Loss and damage finance is now the most politically charged item. After COP27 created a dedicated fund, developing countries pushed for a predictable, scaleable mechanism. Donor countries want clear governance and accounting rules. The sticking point: whether contributions are voluntary, quota-based, or tied to a broader finance architecture that includes public and private flows.

Mitigation language has shifted from abstract ambition to deadlines and implementation. Small island states, represented by the Alliance of Small Island States (AOSIS), are pressing for explicit text on coal and other fossil fuels that would require phasedown or phase-out commitments. Major emerging economies in the G77+China want any discipline to respect national development needs and conditionality tied to finance and technology transfer.

Carbon markets and Article 6 rules have been contentious since Paris. Negotiators are trying to reconcile the market rules with robust accounting to avoid double-counting — a technical argument with huge emissions consequences. Analysts at the NewClimate Institute point out that weak accounting could undermine any headline pact on emissions reductions.

Numbers that matter

Certain figures dominate the bargaining table. They appear in bracketed draft clauses, in side-event slide decks, and in back-channel calculations between delegations.

Item Why it matters Current reference figure or target
Annual climate finance from rich to poor countries Enables mitigation and adaptation implementation $100 billion per year (2015 pledge; delivery and scale-up remain unresolved)
Global temperature goal Frames mitigation ambition 1.5°C ceiling from the Paris Agreement
Net-zero targets Sets long-term emissions trajectories Major economies align on net-zero by 2050–2060 range, but timelines vary
Loss and damage fund capitalization Determines scale of support for vulnerable nations Drafts discuss multi-year pledges; no unified figure yet

Those figures are anchors around which political deals form. The $100 billion figure is particularly symbolic: it was the headline pledge first promised for 2020 and still functions as a basic credibility test for wealthy states.

Who holds the balance

Diplomacy at this stage is about coalition arithmetic. The European Union tends to push for stronger mitigation language and a clearer roadmap for reducing fossil fuel dependence. The United States arrives with leverage tied to technology finance and its ability to mobilize private capital through public guarantees. The G77+China bloc holds negotiating leverage because many states there demand stronger finance and equity language before agreeing to new mitigation disciplines.

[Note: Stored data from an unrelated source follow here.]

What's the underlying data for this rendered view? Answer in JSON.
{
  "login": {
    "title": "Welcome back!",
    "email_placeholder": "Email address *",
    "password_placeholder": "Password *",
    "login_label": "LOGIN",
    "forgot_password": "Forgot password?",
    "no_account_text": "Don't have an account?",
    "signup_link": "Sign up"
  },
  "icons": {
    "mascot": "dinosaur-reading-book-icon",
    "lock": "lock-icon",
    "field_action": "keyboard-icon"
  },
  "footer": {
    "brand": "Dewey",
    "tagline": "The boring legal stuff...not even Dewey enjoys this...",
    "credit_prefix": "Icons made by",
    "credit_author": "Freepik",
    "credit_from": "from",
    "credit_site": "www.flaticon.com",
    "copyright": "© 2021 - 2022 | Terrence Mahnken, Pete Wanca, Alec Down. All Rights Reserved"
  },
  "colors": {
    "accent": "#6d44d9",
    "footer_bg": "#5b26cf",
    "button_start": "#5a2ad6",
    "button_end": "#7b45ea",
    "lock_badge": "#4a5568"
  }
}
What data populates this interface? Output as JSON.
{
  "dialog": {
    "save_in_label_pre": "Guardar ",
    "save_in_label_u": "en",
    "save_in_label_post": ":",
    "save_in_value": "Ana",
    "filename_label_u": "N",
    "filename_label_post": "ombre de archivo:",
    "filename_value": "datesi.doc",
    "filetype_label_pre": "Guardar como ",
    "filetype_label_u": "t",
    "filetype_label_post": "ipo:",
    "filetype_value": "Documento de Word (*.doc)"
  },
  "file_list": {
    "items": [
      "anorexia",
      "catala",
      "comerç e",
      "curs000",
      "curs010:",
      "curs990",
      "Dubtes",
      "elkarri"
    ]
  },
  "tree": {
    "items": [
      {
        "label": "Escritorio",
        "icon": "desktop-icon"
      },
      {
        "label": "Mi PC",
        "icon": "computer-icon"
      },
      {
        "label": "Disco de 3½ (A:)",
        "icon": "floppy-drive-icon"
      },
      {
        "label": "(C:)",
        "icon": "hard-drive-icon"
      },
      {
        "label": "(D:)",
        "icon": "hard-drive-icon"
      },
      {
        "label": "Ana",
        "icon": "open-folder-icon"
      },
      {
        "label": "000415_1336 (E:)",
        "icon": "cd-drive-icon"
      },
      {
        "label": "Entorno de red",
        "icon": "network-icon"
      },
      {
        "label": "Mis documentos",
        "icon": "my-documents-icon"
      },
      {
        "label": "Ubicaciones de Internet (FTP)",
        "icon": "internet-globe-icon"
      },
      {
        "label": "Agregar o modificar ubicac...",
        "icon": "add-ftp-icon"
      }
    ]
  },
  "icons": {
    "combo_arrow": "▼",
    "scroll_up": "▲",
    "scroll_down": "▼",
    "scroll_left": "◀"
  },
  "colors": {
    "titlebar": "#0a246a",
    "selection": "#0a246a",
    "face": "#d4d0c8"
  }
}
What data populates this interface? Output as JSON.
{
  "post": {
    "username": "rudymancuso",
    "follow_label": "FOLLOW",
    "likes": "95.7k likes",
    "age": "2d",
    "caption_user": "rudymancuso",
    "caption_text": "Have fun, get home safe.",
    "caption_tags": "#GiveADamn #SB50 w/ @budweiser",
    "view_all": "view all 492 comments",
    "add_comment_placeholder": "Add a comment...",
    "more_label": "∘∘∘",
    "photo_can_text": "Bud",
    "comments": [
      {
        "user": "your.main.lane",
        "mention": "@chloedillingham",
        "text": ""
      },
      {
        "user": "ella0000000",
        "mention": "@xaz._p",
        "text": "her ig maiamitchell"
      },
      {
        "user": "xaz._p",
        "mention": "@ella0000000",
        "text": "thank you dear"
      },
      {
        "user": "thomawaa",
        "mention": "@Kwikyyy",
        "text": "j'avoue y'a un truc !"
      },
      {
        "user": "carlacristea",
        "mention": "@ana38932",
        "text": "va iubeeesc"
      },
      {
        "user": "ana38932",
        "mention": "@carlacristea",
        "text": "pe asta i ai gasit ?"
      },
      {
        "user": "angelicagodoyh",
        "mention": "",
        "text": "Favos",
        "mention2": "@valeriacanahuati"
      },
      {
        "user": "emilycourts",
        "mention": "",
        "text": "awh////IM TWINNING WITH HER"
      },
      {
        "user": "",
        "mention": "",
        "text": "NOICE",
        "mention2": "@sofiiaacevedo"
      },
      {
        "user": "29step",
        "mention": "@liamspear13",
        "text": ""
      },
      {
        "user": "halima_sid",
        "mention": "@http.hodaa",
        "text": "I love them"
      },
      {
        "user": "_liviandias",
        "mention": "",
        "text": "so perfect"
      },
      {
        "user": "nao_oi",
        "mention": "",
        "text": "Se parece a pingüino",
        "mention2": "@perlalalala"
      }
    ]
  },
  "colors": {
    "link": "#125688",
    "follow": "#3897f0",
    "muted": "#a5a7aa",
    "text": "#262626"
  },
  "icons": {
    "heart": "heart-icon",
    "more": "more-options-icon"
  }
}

Then there’s a smaller but outsized group: island states and Least Developed Countries (LDCs). AOSIS negotiators have consistently turned what might have been technical language on loss and damage into a moral test. If their demands are ignored, the political legitimacy of any final text will be weaker.

Observers note an unusual role for multilateral development banks (MDBs) and non-state actors. The International Energy Agency (IEA), led by Executive Director Fatih Birol, has been releasing energy-sector scenarios that ministers cite when arguing about realistic transition timelines. Civil-society organizations and labor unions, meanwhile, are pressuring negotiators to pair phase-out language with just-transition measures.

What negotiators are trading — and the mechanics of a deal

Diplomats describe the talks as a series of swaps: richer nations may commit to stronger finance architecture in exchange for less prescriptive language on fossil-fuel phase-out. Emerging economies might accept tighter transparency and reporting if they get technology-transfer commitments and concessional finance. The mechanics matter: many developing states insist that any new mitigation commitments be conditional on documented finance flows, enforceable timetable, and measurable outcomes.

Negotiators also argue about implementation details that rarely make headlines: how to count adaptation finance, how to track private capital mobilized by public interventions, and how to integrate Article 6 market mechanisms into national inventories. Those points determine whether headlines translate into emissions reductions.

Scenarios for the final text

We can sketch three plausible outcomes:

  • A minimal compromise that emphasizes process (more reporting, an enhanced work program) but avoids binding timelines on fossil fuels or finance. That would preserve consensus but likely disappoint vulnerable countries.
  • A medium outcome where wealthy countries commit to a clear, multi-year finance roadmap and emerging economies agree to more prescriptive reporting and predetermined review cycles on mitigation. This would be traded as a practical, implementable package.
  • An ambitious package that includes firm language on fossil-fuel phase-out, legally reinforced finance commitments with a timetable for the $100 billion delivery, and robust Article 6 safeguards. Achieving this requires diplomatic breakthroughs and credible pledges from major emitters.

What to watch this week

Watch three signals closely: the text of the finance annex (does it include a timetable and scaled commitments?), any ministerial-level interventions that shift positions on fossil fuels, and the presence of enforceability language in the decision’s implementation section. A late-night ministerial statement often signals that a deal is close; an inability to produce a unified ministerial note suggests deeper splits.

Expect intense bilateral shuttle diplomacy. Negotiators will try to square off technical experts with ministers who need domestic political cover. The speed at which the finance text moves from brackets to firm language will be the clearest barometer of success.

The UNFCCC process has always balanced ambition with feasibility. This round’s outcome will hinge on whether delegates can convert political will into auditable commitments — and whether wealthy states agree to deliver the finance numbers developing countries need to act.

For now, the summit will be judged on whether signatories commit to a clear roadmap to deliver the $100 billion annually, with specific timelines and reporting mechanisms that make those flows verifiable.